Fachada del Tribunal Constitucional

Fachada del Tribunal ConstitucionalAlejandro Martínez Vélez / Europa Press

El TC avala las competencias de Madrid sobre el servicio de captación de familias acogedoras de menores tutelados

El diseño del servicio es «una competencia ejecutiva que corresponde desarrollar a las comunidades autónomas y que excede de la competencia estatal del artículo 149.1.8 CE, que se limita al ámbito legislativo», recoge la sentencia

El Pleno del Tribunal Constitucional ha estimado parcialmente el conflicto positivo de competencia de la Comunidad de Madrid contra el Gobierno sobre la creación de un servicio estatal de captación de familias acogedoras de menores tutelados, licitado por el Ministerio de Derechos Sociales y Agenda 2030.

El Gobierno regional sostenía el contrato Servicio de asistencia técnica para el diseño de un servicio estable de captación, sensibilización, fidelización y formación de familias interesadas en el acogimiento de niños, niñas y adolescentes cuya tutela la tienen las Administraciones Públicas como una «injerencia» a sus competencias sobre protección y tutela de menores. Dicha «competencia exclusiva» se recoge en el artículo 26.1.24 del Estatuto de Autonomía de la Comunidad de Madrid: «Protección y tutela de menores y desarrollo de políticas de promoción integral de la juventud».

Un contrato de doble objeto

El comunicado recoge el doble objeto del contrato.

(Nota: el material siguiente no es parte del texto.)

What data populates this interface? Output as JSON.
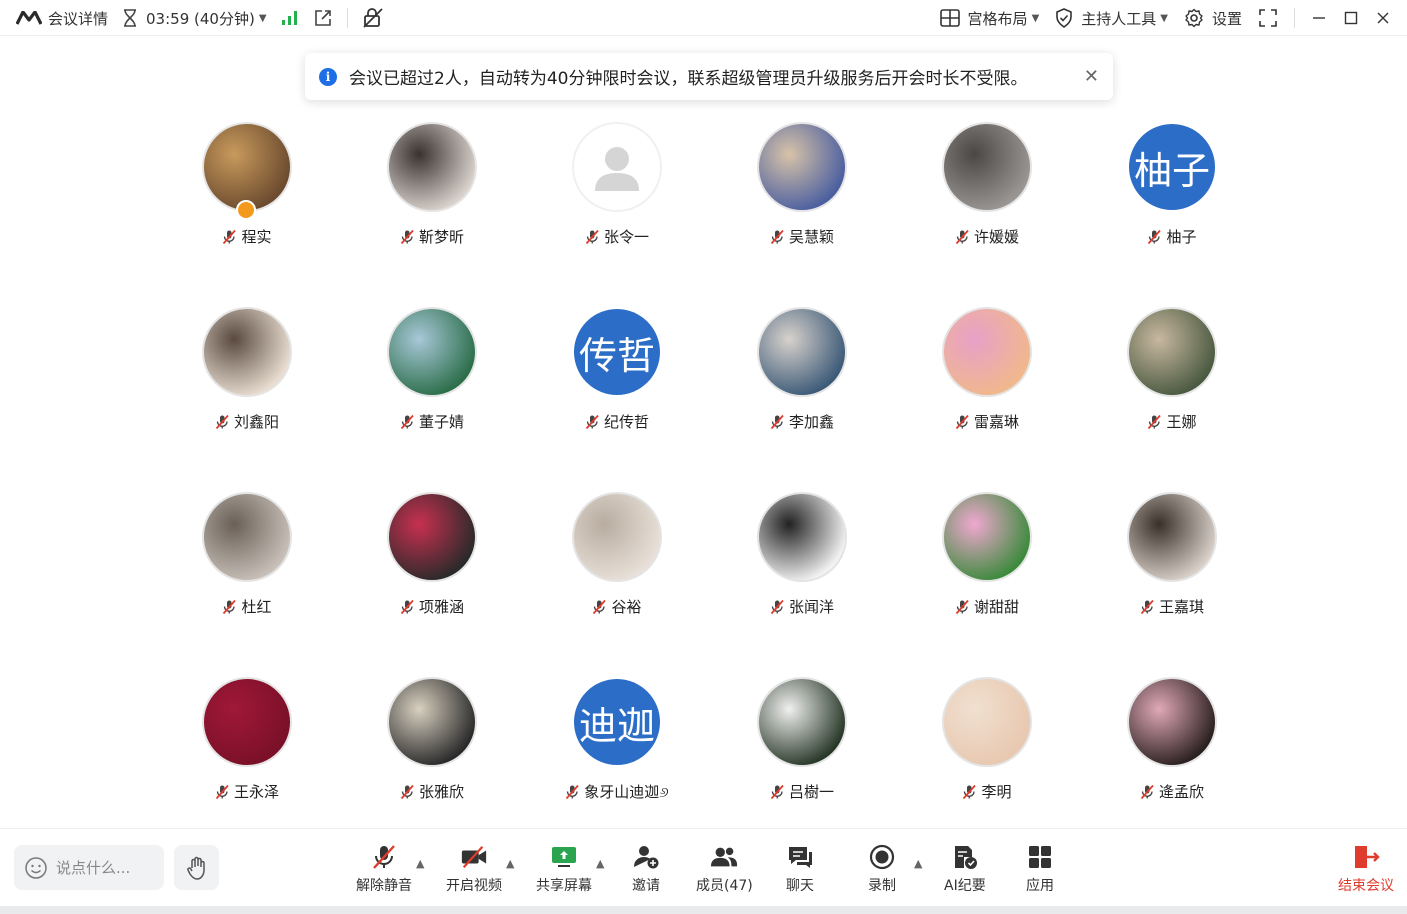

El primero, al aumento del conocimiento disponible acerca del acogimiento familiar para mejorar las políticas públicas, concluyendo el Tribunal que no excede la competencia estatal ni supone una intromisión en las autonómicas, ya que no existe ningún impedimento al Estado para encargar una asistencia técnica que colabore en este fin.

Sin embargo, el segundo es donde se estima el conflicto. Este trata sobre el diseño del referido servicio estable de captación, sensibilización, fidelización y formación de familias interesadas en el acogimiento de niños, niñas y adolescentes cuya guarda o tutela tienen las administraciones públicas. Esta es «una competencia ejecutiva que corresponde desarrollar a las comunidades autónomas y que excede de la competencia estatal del artículo 149.1.8 CE, que se limita al ámbito legislativo».

La sentencia —de la que ha sido ponente la magistrada María Luisa Segoviano Astaburuaga y cuenta con un voto particular de los jueces Enrique Arnaldo Alcubilla Concepción Espejel Jorquera— ha rechazado la objeción de admisibilidad opuesta por el abogado del Estado, que planteaba la inidoneidad contrato como objeto posible de conflicto. Así, el TC lo encuadra en la protección y tutela de menores, a la que el Estado solo podría intervenir a través de la competencia del artículo 149.1.8 de la Constitución, referido a la legislación civil.

El TC descarta que exista cooperación

Asimismo, el Tribunal descarta los argumentos del Estado, que negaba un «problema de supraterritorialidad o que el exceso competencial se pueda resolver por la vía de las instrucciones que se den al contratista».

El texto hace especial hincapié en desechar que se trate de un instrumento de cooperación entre Estado y CCAA, según lo previsto en sendos planes aprobados por la Conferencia Sectorial de Infancia y Adolescencia, en la Estrategia Estatal de Derechos de la Infancia y la Adolescencia, que fue aprobada por el Consejo de Ministros o en el tramo estatal de la concentración temática de garantía infantil del programa del Fondo Social Europeo FSE+.

No es posible modificar las competencias de otras Administraciones o eliminarlas, según la doctrina constitucional del principio de cooperación. Igualmente, este principio señala la voluntariedad como condición indispensable en los artículos 141 y siguientes de la Ley 40/2015, de 1 de octubre, de Régimen Jurídico del Sector Público.

Se excluye la posibilidad de que el objeto de conflicto responda a una función de coordinación estatal, ya que no tiene atribuida la competencia en el artículo 149.1 CE.